Mit großer Freude übernahm unsere Mitarbeiterin Elke Weckwerth (Organisation und Wohnen) jetzt ihren neuen, flotten Transporter: ein Lasten-E-Bike.

Unsere Mitarbeiterwohnungen liegen verteilt in der örtlichen Umgebung. Um diese zu versorgen und zu pflegen, müssen jeden Tag viele Fahrten zwischen den einzelnen Standorten absolviert werden. Gerne haben wir daher die Idee von Elke Weckwerth aufgegriffen und unseren Fuhrpark um ein modernes Lasten-E-Bike erweitert. So kann unsere Wohnungsbeauftragte nicht nur mühelos ihre leichteren Transporte erledigen, sondern auch einen kleinen, aber wichtigen Beitrag zum Umweltschutz leisten.

Willkommen fühlen – Zuhause sein

Viele unserer Mitarbeiter nehmen einen weiten Weg auf sich, um unseren Betrieb mit ihrem Engagement und ihrer Arbeitskraft zu bereichern. Damit sie sich bei uns und in ihrem neuen Zuhause wohlfühlen, haben wir den Plan gefasst, ein Willkommenshaus einzurichten.

Hier verbringen sie die ersten Wochen ihres Aufenthalts und können sich auf diese Weise mit dem unbekannten Umfeld und neuen Gesichtern vertraut machen, bevor sie entscheiden mit wem sie in eine feste Wohngemeinschaft ziehen.

Vor kurzem haben wir die Renovierungsarbeiten für diesen Wohlfühlort, in die wir viel Mühe, Schweiß und Herz gesteckt haben, vollendet. Das musste natürlich gebührend gewürdigt werden: Zusammen mit Handwerkern, Mitarbeitern, Freunden und Familie haben wir in entspannter Atmosphäre die Einweihung unseres Willkommenshauses gefeiert.
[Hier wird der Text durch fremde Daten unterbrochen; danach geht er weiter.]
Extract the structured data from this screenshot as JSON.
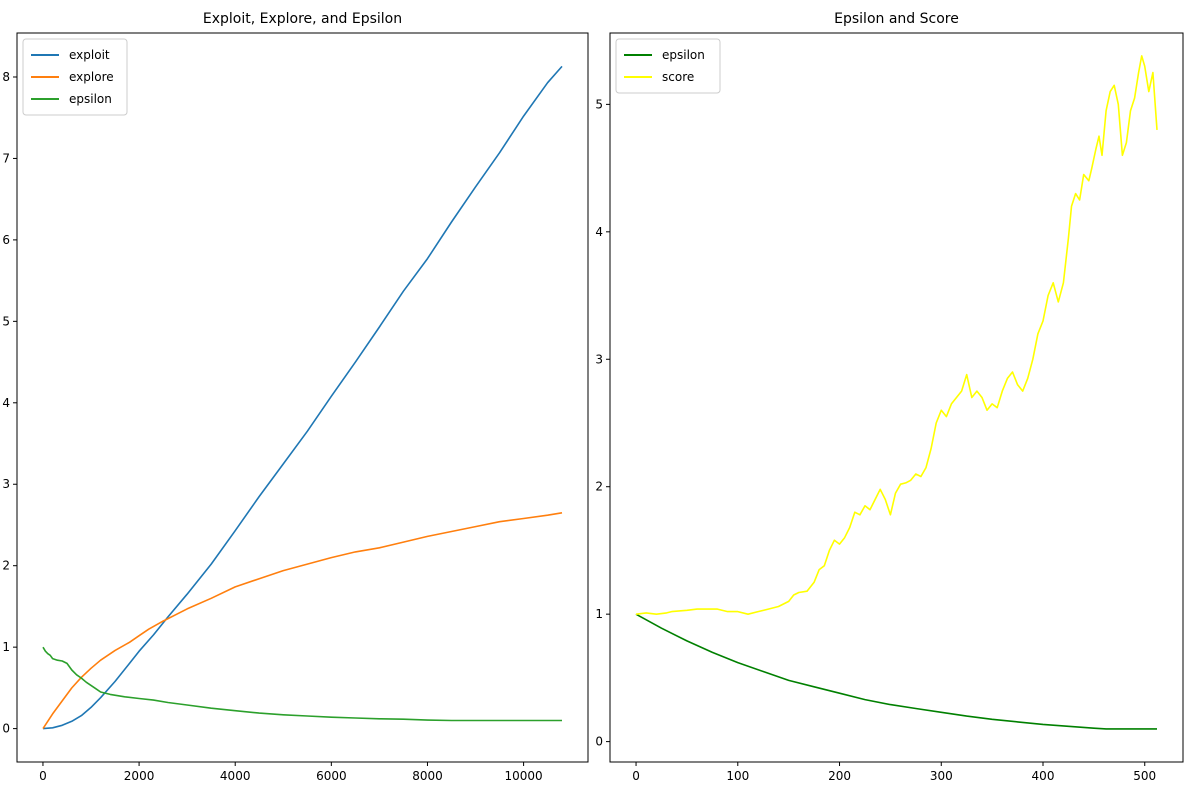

Gute Laune, angeregte Gespräche und das ein oder andere Kaltgetränk haben an diesem Abend nicht gefehlt und dafür gesorgt, dass nicht nur die neuen Bewohner des Hauses sich sofort zuhause gefühlt haben. In einer kleinen Führung durch das Gebäude haben sich alle mit den acht hellen, modern eingerichteten Zimmern, der Küche und dem großen, zum Grillen einladenden Garten vertraut gemacht, bevor man es sich mit selbstgemachten Speisen und kühlen Getränken im Gemeinschaftsraum und draußen bequem gemacht hat. Selbst als Regen eingesetzt und eine Regenrinne in Mitleidenschaft gezogen hat, tat das der Stimmung keinen Abbruch – im Gegenteil! Mit viel Einfallsreichtum wurde sie kurzerhand durch das Feierabendbier abgestützt.

Schon an diesem ersten Abend hat das Willkommenshaus also seinen Zweck erfüllt: Es wurde gemeinsam gelacht, gegessen und man hat zusammengearbeitet. Der Grundstein für ein gutes Zusammenleben und -arbeiten ist damit gelegt.